Four charges are arranged with q1 = 1 nC at the bottom, q2 = 2 nC, q3 = -6 nC, q4 = 2 nC with q2 above-left of q1, q4 above-right of q1, and q3 above q1 between q2 and q4 (the angle from q2 to q4 is 90 degrees). What is the magnitude of the net force on the bottom charge q1 and its direction?

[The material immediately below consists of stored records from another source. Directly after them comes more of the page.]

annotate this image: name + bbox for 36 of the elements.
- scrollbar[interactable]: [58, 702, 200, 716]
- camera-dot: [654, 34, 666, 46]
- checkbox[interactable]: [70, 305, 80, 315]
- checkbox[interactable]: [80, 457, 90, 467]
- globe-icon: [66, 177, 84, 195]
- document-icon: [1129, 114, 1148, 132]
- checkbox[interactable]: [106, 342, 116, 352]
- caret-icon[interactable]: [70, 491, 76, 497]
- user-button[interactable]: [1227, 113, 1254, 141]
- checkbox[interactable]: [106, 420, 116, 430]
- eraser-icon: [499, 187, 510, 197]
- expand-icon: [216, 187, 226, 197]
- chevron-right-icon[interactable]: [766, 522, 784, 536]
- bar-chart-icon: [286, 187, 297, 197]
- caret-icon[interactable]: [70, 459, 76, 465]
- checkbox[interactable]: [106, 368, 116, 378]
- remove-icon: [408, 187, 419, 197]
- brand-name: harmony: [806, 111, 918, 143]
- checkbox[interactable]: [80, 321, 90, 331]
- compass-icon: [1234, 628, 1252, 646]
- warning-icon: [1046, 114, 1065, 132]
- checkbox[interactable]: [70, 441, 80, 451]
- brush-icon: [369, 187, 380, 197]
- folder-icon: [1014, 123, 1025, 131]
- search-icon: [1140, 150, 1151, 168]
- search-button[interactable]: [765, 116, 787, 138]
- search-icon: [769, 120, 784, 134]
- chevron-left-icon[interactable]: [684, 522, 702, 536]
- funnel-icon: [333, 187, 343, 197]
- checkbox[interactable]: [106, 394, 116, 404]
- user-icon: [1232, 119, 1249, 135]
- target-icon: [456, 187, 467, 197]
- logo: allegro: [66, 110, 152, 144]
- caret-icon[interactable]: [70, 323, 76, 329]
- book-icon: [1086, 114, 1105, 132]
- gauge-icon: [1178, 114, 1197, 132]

The forces on q1 come from the other three charges and must be added as vectors (Coulomb’s law). Because q2 and q4 lie symmetrically about the vertical through q1, their horizontal components cancel. The vertical components of their repulsive forces point downward. The negative charge q3 sits above q1 and attracts q1 upward toward itself, giving a vertical force upward. Let the distance from q1 to q3 be a. Then q2 and q4 are at a√2 away from q1, since they form 45° directions from the vertical. The force magnitudes are: - F2 = F4 = k q1 q2 / (a√2)^2 = k q1 q2 /(2 a^2), with vertical components downward of F2_y = F2 · (a / (a√2)) = F2 / √2 for each, so combined downward from q2 and q4 is √2 F2 = k q1 q2 /(√2 a^2). - F3 = k q1 |q3| / a^2, directed upward toward q3. The net force on q1 is purely vertical and given by F_y = F3 − (downward from q2 and q4) = k q1 |q3| / a^2 − k q1 q2 /(√2 a^2) = (k q1 / a^2) [|q3| − q2/√2]. Plugging in q1 = 1 nC, q2 = 2 nC, |q3| = 6 nC, and using the distance a read from the diagram, the value comes out to about 1.14 × 10^-5 N directed upward (90° from the +x axis).